6. **Quote validator** — final cross-check that every `_quotes` entry
actually appears in the source `full_text` (whitespace + diacritic +
case normalized). If invalid, downgrades confidence.
## 4. Domain checks (14 deterministic rules)
| # | check_id | Regulation | HU-specific? | Applies to |
|---|----------|-----------|--------------|------------|
| 01 | `check_01_invoice_mandatory` | HU VAT Act §169 | yes | invoice |
| 02 | `check_02_tax_cdv` | HU Tax Procedure Act §22 mod-11 | yes | invoice + contract + ... |
| 03 | `check_03_contract_completeness` | Universal contract completeness | no | contract |
| 04 | `check_04_proportionality` | Universal contract proportionality (>31.7%) | no | contract |
| 05 | `check_05_rounded_amounts` | ISA 240 (Journal of Accountancy 2018) | no | invoice |
| 06 | `check_06_evidence_score` | ISA 500 | no | (separate entry, info-only) |
| 07 | `check_07_materiality` | ISA 320 | no | invoice + contract + financial_report |
| 08 | `check_08_gdpr_28` | GDPR Article 28 | no (EU) | contract |
| 09 | `check_09_dd_red_flags` | M&A DD best practice | no | contract |
| 10 | `check_10_incoterms` | Incoterms 2020 | no | contract |
| 11 | `check_11_ifrs_har` | IFRS / national GAAP comparison | no | financial_report |
| 12 | `check_12_duplicate_invoice` | ISA 240 (duplicate invoice) | no | (separate entry, package-level) |
| 13 | `check_13_aml_sanctions` | AML / Sanctions screening | no | invoice + contract + ... |
| 14 | `check_14_contract_dates` | Contract date best practice | no | contract |
The dispatch in `domain_dispatch_node` skips `check_06` and `check_12` (they
have separate entry points) and filters `is_hu_specific=True` out for non-HU
documents.
## 5. Provider system
Three providers via `configurable_alternatives`:
- **`vllm`**`ChatOpenAI` with `base_url=VLLM_BASE_URL` pointing at the
AMD MI300X vLLM endpoint. Production default.
- **`ollama`**`ChatOllama` with a local Ollama daemon (Qwen 2.5 7B
Instruct).
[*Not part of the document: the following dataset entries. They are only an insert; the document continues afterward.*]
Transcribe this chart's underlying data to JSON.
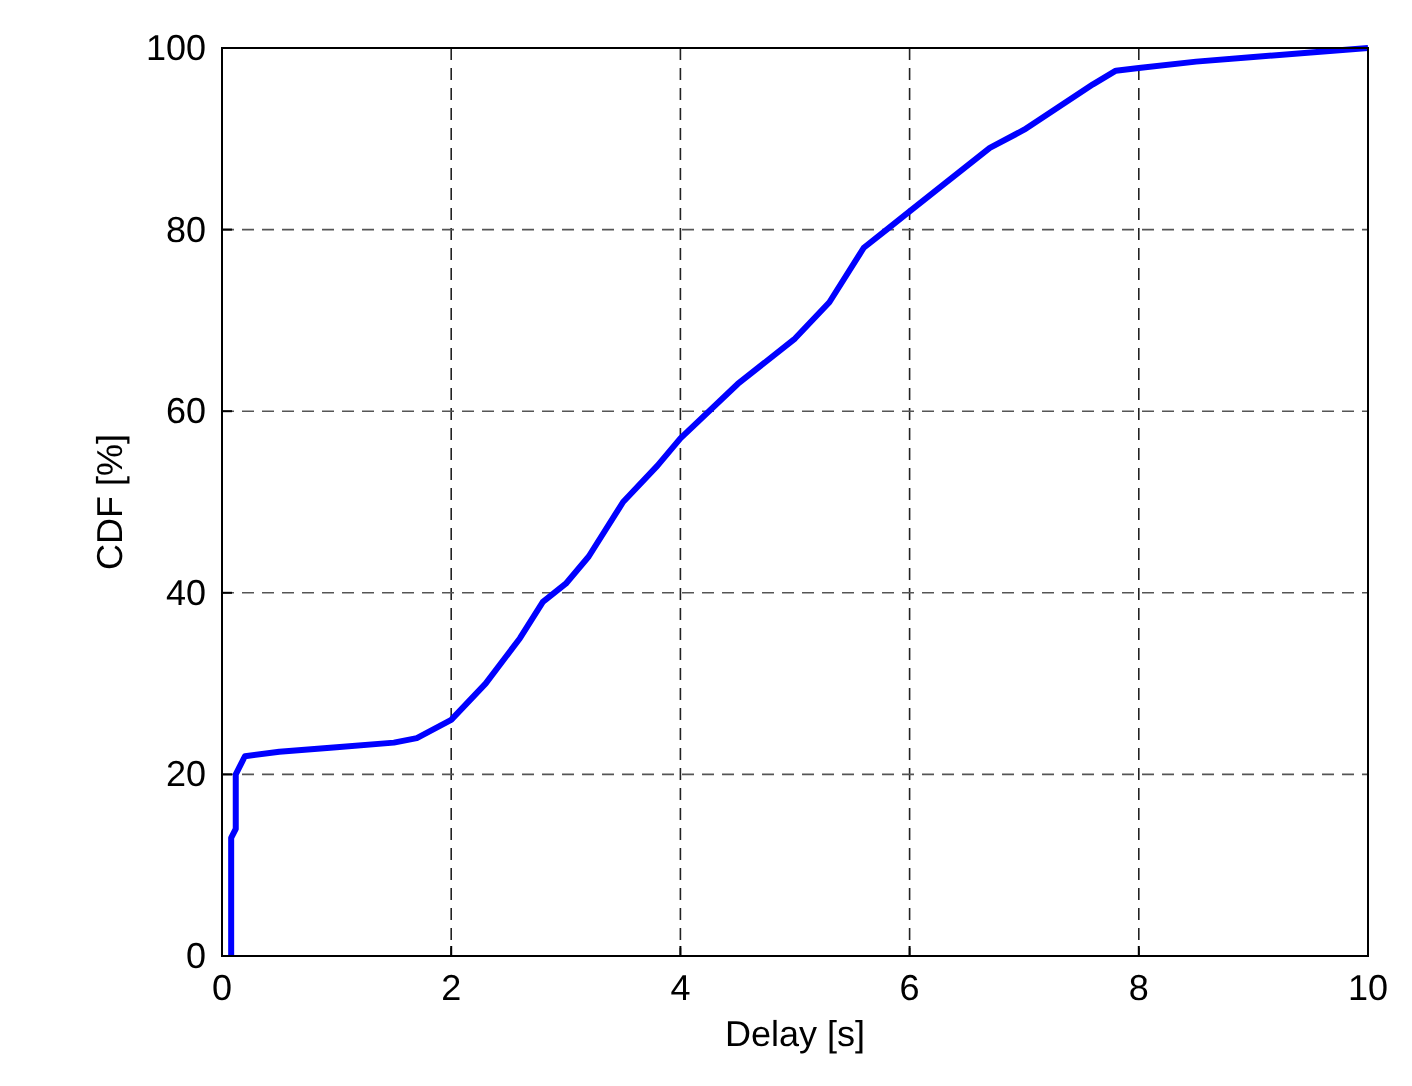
{
  "chart_data": {
    "type": "line",
    "xlabel": "Delay [s]",
    "ylabel": "CDF [%]",
    "xlim": [
      0,
      10
    ],
    "xticks": [
      0,
      2,
      4,
      6,
      8,
      10
    ],
    "ylim": [
      0,
      100
    ],
    "yticks": [
      0,
      20,
      40,
      60,
      80,
      100
    ],
    "grid": true,
    "marker": "none",
    "line_style": "solid",
    "series": [
      {
        "color": "#0000ff",
        "x": [
          0.08,
          0.08,
          0.12,
          0.12,
          0.2,
          0.5,
          1,
          1.5,
          1.7,
          2,
          2.3,
          2.6,
          2.8,
          3.0,
          3.2,
          3.5,
          3.8,
          4,
          4.5,
          5,
          5.3,
          5.6,
          5.8,
          6,
          6.3,
          6.7,
          7,
          7.3,
          7.6,
          7.8,
          8,
          8.5,
          9,
          9.5,
          10
        ],
        "values": [
          0,
          13,
          14,
          20,
          22,
          22.5,
          23,
          23.5,
          24,
          26,
          30,
          35,
          39,
          41,
          44,
          50,
          54,
          57,
          63,
          68,
          72,
          78,
          80,
          82,
          85,
          89,
          91,
          93.5,
          96,
          97.5,
          97.8,
          98.5,
          99,
          99.5,
          100
        ]
      }
    ]
  }
}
Development fallback.
- **`dummy`**`DummyChatModel` (deterministic stub, no network).
CI / eval / load.
Provider selection is **runtime-switchable** without restart:
```python
graph.invoke(state, config={"configurable": {"llm_profile": "dummy"}})
```
## 6. Embedding
`BAAI/bge-m3` (2.27 GB, 1024 dim, multilingual) by default.
Sentence-transformers loads it on first call via `@lru_cache`.
Pre-downloaded at Docker build time so runtime has no network call.
## 7. Hybrid retrieval (Chroma + BM25)
`store/hybrid_store.py` runs vector search and BM25 in parallel and merges
with Reciprocal Rank Fusion (RRF). The chunker uses natural break points
(paragraph + sentence boundaries), tuned to ~15K-char chunks with 500-char
overlap.
## 8. Async-first runtime
LangGraph 0.6 is async-first. The Streamlit app runs the entire async layer
on a long-lived background event loop (`app/async_runtime.py`'s `AsyncRuntime`
singleton). This keeps the ChromaDB connection, the Anthropic / OpenAI HTTP
session, and the `AsyncSqliteSaver` SQLite pool persistent across user
interactions — they do not rebuild per request.
## 9. Multilingual support
The codebase is English-first but multilingual-tolerant:
- The classifier matches HU/EN/DE keyword patterns.
- Risk filters tolerate HU/DE business terms.
- The OCR layer keeps `eng + hun + deu` as Tesseract languages.
- Demo data may include mixed-language documents.
The output (UI, exec summary, DOCX report) is **always English**.